Three days after World AIDS Day, UN Secretary General Ban Ki-moon released the report Road to Dignity by 2030: Ending Poverty, Transforming All Lives and Protecting the Planet. This Synthesis Report aims to provide a roadmap beyond 2015, when the 2000 Millennium Development Goals (MDGs) expire. Among the MDGs is the reversal of the spread of HIV and the achievement of universal access to antiretroviral treatment (ART) for all in need. The MDGs are widely considered to have accelerated the changes in the global epidemic since 2000: Over the last fifteen years, global access to ART increased to an estimated 13 million people and there was a 38 percent reduction in new HIV infections. The MDGs were the backdrop for the “3 by 5” initiative, launched by UNAIDS and WHO in 2003 to provide three million people with ART by the end of 2005.

So what is next? The Synthesis Report addresses the unfinished business of the MDGs as well as new health priorities and challenges, including non-communicable diseases and neglected tropical diseases, and universal coverage and equitable access to health care.

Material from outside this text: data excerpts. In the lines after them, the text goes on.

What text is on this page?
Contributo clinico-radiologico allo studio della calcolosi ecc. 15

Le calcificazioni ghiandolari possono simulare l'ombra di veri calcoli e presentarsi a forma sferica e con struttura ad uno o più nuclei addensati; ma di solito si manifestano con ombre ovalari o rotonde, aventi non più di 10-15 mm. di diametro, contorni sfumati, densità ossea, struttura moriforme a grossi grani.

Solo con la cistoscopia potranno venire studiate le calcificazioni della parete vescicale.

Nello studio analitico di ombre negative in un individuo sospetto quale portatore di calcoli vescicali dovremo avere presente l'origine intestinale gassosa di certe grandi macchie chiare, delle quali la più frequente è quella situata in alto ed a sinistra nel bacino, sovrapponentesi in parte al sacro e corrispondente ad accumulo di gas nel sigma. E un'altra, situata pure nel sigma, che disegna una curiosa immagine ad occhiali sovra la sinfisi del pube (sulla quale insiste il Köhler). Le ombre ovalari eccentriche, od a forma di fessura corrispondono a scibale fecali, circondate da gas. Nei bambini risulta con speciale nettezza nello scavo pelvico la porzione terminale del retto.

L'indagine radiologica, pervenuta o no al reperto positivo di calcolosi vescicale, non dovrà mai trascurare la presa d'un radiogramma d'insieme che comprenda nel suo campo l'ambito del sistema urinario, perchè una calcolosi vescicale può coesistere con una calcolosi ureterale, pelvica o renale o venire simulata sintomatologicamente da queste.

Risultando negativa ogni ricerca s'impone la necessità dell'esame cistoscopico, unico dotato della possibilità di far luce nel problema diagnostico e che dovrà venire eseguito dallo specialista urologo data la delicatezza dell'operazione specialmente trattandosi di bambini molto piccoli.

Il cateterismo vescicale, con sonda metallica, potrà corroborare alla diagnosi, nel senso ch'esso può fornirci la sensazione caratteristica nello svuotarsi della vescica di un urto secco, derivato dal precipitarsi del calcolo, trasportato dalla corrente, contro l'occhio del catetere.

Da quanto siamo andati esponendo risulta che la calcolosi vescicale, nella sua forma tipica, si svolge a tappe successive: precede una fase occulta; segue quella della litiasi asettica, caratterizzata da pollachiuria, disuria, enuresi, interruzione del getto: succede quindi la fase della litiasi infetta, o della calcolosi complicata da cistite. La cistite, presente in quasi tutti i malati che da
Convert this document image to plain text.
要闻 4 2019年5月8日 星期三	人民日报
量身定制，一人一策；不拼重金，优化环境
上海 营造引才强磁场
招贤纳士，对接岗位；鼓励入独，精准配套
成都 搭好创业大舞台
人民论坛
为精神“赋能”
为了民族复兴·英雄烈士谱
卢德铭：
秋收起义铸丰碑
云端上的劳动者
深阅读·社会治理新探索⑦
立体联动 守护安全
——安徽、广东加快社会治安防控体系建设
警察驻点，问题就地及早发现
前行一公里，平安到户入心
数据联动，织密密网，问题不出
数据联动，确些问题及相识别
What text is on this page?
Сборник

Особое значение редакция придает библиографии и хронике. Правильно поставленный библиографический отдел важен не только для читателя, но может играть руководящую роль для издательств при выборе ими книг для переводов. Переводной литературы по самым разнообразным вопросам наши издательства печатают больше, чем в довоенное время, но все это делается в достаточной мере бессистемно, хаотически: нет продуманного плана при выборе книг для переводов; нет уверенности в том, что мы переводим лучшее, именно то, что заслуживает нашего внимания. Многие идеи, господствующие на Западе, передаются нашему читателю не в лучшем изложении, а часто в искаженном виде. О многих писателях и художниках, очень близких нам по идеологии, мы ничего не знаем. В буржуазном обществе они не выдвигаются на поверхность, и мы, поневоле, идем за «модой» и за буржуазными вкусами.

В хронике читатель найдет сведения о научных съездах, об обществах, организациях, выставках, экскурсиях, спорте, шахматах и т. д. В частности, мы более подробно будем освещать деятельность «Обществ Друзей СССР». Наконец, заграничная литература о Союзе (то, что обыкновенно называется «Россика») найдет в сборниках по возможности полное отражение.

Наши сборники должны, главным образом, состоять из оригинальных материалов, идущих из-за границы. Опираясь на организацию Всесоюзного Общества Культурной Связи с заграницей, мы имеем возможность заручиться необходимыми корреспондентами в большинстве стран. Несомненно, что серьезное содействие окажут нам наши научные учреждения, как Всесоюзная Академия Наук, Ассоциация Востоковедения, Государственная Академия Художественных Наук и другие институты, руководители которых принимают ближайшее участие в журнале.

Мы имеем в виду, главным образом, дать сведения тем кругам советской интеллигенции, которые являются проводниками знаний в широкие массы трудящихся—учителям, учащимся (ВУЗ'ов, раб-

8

The report clearly states this new agenda must “…realize the vision of a future free of AIDS…” This goal, however laudable, is the only reference to future work on HIV/AIDS in all of the report’s almost 50 pages.

Should HIV advocates be concerned about the lack of specific HIV goals? Is this retrenchment—a move away from the previous global commitment? Even if it isn’t, will it be perceived as such by governments or civil society? The short answer: probably not. The AIDS advocacy and activist movement(s) do not need to spend time concerned about lack of detail in the post-MDG goals. There are other frameworks, such as the UNAIDS “90-90-90” campaign, that stakeholders need to put into action to achieve the end of the AIDS epidemic by 2030. Within this work, there’s a need to guarantee that ART reaches everyone who needs it—particularly, women, sex workers, men who have sex with men, transgender people, injection drug users and prisoners. And we need to be sure that care and treatment services and medications are high quality, leading to virologic suppression. That’s a hefty task that will only be achieved with concerted, re-invigorated partnership between civil society, policy makers and program implementers—a level of collective strategizing and collaboration that we haven’t seen before. That’s where the real work is needed.

Worrying about the post-2015 MDG agenda could overstate the role they played in the progress we, the global HIV community, have made, which likely also came from leadership, advocacy and trends independent of the MDGs. The rapid reduction in the price of antiretroviral drugs was key to expanded treatment access. Changes in political leadership were also critical in places such as South Africa. Some bilateral programs such as PEPFAR were not MDG driven. Finally the domestic health response has escalated with low- and middle-income countries investing US$ 9.65 billion in 2013.

The new post-2015 development goals laid out in the UN’s Synthesis Report do not deprive the HIV/AIDS field of a rallying call. Three years ago, people already began talking about ending AIDS—a goal beyond the imagination of the MDG architects. The call to end AIDS, UNAIDS’ 2014 90/90/90 target, and now realizing ” …the vision of a future free of AIDS …” in the Synthesis Report, should carry us forward to 2030.